Comment 6 Dave Johnson 2015-10-05 14:41:54 UTC
*** Bug 1267695 has been marked as a duplicate of this bug. ***

Comment 7 Alex Krzos 2015-10-05 14:58:39 UTC
In order to characterize this issue against CFME 5.4, I deployed a 5.4.3.0 appliance and 5.5.0.3 appliance and managed the same provider while capturing worker rss/virt memory usage over 20 minutes:

The environment managed was a medium sized VMware environment consisting of 1000 VMs, 50 Hosts and 61 datastores. 

The only applied workload was to add the provider and allow cfme to inventory.  evmserverd was then restarted and the memory utilization was tracked for 20 mintues.

The amount more for 5.5 appliances by worker amounts to:

115MiB More for Refresh Worker
52MiB More for MiqVimBrokerWorker
102MiB More for MiqEmsRefreshCoreWorker
~80MiB More for MiqGenericWorker (2x)
~50MiB More for MiqPriorityWorker (2x)
43MiB More for MiqScheduleWorker
48MiB More for MiqUiWorker
46MiB More for MiqWebServiceWorker
~48MiB More for MiqReportingWorker (2x)
44MiB More for MiqEventHandler
73MiB More for Event Catcher Worker

+ 169MiB for MiqAutomateWorker (2x)

This totals up to an additional 1217MiB to manage the same sized provider in 5.5.

Comment 9 Alex Krzos 2015-10-05 19:42:33 UTC
Performing the same sequence only this time turning on C&U collections for the entire region results in even greater memory usage over 5.4:

Significantly changed workers:

95MiB More for MiqVimBrokerWorker
~46MiB More for MiqGenericWorker (2x)
~93MiB More for MiqPriorityWorker (2x)
79MiB More for MiqUiWorker
~148MiB More for Collector Worker (2x)
~107MiB More for MiqEmsMetricsProcessorWorker (2x)


112MiB More for Refresh Worker
93MiB More for MiqEmsRefreshCoreWorker
50.9MiB More for MiqScheduleWorker
48MiB More for MiqWebServiceWorker
~47MiB More for MiqReportingWorker (2x)
43MiB More for MiqEventHandler
72MiB More for Event Catcher Worker
+ 169MiB for MiqAutomateWorker (2x)


This totals up to an additional 1813MiB to manage and collect metrics on the same sized provider in 5.5.

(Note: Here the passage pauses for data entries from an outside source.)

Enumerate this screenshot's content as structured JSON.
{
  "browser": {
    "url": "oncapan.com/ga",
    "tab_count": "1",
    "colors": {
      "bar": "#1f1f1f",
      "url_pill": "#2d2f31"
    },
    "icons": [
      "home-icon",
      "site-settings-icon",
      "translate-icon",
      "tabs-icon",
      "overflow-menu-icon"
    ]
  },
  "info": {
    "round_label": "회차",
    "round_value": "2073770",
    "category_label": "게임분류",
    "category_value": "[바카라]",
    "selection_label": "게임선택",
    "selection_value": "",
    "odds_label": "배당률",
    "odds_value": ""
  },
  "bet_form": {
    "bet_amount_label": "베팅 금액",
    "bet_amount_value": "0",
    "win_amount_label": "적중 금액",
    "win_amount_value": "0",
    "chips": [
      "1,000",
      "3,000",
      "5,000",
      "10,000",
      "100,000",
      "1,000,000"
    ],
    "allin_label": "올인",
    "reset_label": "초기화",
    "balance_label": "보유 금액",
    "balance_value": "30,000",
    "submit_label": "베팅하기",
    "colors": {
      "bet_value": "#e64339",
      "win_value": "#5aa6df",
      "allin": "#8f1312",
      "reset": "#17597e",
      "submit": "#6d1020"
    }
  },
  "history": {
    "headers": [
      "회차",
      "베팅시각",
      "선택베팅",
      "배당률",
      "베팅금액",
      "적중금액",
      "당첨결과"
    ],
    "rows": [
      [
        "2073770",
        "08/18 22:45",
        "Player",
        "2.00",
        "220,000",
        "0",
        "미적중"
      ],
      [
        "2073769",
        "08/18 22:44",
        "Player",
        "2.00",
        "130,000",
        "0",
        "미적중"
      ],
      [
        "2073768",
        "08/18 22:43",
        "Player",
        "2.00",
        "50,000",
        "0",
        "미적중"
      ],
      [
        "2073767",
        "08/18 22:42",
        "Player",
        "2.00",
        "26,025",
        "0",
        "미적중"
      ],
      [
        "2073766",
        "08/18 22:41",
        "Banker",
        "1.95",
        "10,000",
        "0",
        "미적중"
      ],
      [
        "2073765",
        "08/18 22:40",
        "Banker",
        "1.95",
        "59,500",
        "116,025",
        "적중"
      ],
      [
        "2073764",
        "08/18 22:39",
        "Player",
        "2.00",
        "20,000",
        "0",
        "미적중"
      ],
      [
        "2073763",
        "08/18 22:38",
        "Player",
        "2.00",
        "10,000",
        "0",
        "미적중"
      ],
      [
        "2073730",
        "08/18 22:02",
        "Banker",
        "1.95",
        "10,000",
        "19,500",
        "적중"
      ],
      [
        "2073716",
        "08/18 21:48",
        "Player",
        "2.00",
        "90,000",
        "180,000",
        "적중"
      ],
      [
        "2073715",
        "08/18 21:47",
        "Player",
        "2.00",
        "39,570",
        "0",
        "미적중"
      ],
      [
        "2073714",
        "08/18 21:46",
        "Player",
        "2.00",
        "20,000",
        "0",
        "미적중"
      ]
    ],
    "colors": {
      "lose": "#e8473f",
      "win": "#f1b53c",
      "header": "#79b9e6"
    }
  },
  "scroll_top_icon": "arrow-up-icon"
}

Comment 10 dmetzger 2015-11-02 18:17:00 UTC
There were numerous commits over the past couple weeks all relating reduction in appliance memory. Current memory utilization support Small/Medium environments with the desired 6Gb memory configuration. Therefore, this ticket is being closed, however development will continue to monitor / evaluate the application memory footprint closely.

Comment 11 Keenan Brock 2015-11-05 15:35:34 UTC
This has been addressed and merged.

Please open BZs with specific memory errors for the rest of this release

Comment 12 Alex Krzos 2015-12-04 19:28:03 UTC
Fixed in 5.5.0.12.  

As stated by Keenan, individual BZs addressing memory usage will be opened as seen fit under further analysis.  Many fixes were applied to reduce/accommodate for the memory footprint of 5.5.  

These include:
Removal of Automate Workers
GC Tuning to reduce and cap rate of memory growth
Reduced Vim Broker Worker memory usage
Default memory of appliance was raised to 8GiB

With the above fixes, I can now manage Small (100 total vms, 50 online) and Medium (1000 total vms, 500 online) VMware environments with a default appliance configuration with Capacity and Utilization turned on.

Comment 14 errata-xmlrpc 2015-12-08 13:33:53 UTC
Since the problem described in this bug report should be
resolved in a recent advisory, it has been closed with a
resolution of ERRATA.

For information on the advisory, and where to find the updated
files, follow the link below.

If the solution does not work for you, open a new bug report.

https://access.redhat.com/errata/RHSA-2015:2551